Félix de Azúa
Áspero, intrincado, rocoso, acantilado, pura sucesión de subidas y bajadas rompe piernas, el sendero del litoral arranca de Bayona, pasa por Biarritz, llega a Hendaya y luego sigue kilómetros y más kilómetros por Fuenterrabía, San Sebastián, Zumaya, Deva, Guernica, Bilbao… En realidad, lo esencial no está en los centros populosos, sino en el senderillo que los une y que suele permanecer desierto y en silencio.
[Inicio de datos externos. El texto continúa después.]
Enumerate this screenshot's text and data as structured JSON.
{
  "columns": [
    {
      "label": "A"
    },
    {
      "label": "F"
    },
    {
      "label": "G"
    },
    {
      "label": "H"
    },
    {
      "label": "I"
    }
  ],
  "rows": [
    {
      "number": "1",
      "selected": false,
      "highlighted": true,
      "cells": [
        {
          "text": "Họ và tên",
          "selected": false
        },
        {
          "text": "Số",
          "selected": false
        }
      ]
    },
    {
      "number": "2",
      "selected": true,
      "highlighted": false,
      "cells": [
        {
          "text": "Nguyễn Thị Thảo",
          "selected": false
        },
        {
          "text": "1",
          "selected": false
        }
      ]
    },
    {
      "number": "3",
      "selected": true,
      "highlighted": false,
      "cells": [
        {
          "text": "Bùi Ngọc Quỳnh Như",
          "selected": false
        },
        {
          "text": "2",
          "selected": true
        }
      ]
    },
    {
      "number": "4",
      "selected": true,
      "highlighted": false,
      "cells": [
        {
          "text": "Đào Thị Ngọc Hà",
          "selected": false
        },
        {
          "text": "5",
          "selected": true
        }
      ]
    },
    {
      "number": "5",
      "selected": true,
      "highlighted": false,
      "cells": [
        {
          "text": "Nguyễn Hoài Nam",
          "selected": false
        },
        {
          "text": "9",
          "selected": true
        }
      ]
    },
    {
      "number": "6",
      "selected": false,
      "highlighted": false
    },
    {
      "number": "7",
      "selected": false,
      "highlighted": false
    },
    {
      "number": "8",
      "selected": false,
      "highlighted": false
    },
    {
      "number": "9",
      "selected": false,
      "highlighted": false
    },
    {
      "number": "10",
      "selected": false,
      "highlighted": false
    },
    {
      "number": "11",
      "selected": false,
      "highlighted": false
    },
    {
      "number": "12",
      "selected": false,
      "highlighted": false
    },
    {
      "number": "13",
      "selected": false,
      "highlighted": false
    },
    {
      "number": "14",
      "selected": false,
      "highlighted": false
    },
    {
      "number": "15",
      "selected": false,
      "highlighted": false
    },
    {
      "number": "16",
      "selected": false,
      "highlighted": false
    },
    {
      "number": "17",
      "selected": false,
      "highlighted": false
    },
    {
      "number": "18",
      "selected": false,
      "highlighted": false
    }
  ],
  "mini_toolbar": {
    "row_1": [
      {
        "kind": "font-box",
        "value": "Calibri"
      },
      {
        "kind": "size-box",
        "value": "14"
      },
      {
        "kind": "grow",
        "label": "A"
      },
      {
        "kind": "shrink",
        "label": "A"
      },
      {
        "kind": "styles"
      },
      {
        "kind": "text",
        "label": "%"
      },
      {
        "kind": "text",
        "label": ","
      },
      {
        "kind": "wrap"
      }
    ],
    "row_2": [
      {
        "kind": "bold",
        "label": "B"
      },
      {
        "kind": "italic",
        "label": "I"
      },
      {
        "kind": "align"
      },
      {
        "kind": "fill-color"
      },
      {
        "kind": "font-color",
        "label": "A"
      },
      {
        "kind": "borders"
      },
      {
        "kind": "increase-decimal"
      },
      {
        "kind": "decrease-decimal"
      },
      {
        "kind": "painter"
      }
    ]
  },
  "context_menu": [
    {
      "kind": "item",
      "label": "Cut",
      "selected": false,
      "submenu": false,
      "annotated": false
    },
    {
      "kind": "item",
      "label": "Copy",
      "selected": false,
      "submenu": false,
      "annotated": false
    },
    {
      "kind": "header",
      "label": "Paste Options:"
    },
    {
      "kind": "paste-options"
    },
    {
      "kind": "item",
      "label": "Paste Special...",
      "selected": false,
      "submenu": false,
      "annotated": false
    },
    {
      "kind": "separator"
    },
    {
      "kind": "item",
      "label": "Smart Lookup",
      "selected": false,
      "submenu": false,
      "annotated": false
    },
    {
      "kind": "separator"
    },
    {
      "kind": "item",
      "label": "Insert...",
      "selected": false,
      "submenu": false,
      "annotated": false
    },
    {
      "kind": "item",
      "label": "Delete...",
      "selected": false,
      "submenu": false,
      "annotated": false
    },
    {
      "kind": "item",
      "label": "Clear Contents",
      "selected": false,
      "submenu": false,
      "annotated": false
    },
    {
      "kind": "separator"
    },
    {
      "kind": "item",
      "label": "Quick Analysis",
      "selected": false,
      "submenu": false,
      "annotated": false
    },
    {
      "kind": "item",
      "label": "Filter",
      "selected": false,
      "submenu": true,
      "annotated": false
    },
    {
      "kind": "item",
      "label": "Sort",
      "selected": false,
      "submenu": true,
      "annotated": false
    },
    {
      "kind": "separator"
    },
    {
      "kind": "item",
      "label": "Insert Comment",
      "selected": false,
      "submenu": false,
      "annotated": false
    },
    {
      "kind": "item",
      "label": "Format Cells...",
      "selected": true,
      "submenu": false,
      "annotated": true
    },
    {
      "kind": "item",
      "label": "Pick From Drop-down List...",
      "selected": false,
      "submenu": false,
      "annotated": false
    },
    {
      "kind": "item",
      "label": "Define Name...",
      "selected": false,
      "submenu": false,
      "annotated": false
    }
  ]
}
Esa es la costa que nos cuenta María Belmonte, la de la soledad del caminante sumido en sus pensamientos, como el Wanderer de Schubert, extasiado ante unas rocas, unos musgos, una sima, unos líquenes, unas raíces de roble que rasgan la tierra, la cambiante luz del mar con tempestad o serena, el sabor de las gotas de agua en la cara, el olor de la marisma, los fósiles, entrar en un bosque de helechos y salir al claro, los arenales.
Hay algo transparente y luminoso en el libro de María Belmonte titulado Los senderos del mar. Seguramente es su alma. La felicidad que la embarga en todo momento es la euforia de la tierra madre. Ya lo predijo Freud: bel monte. Este es un libro escandalosamente feliz.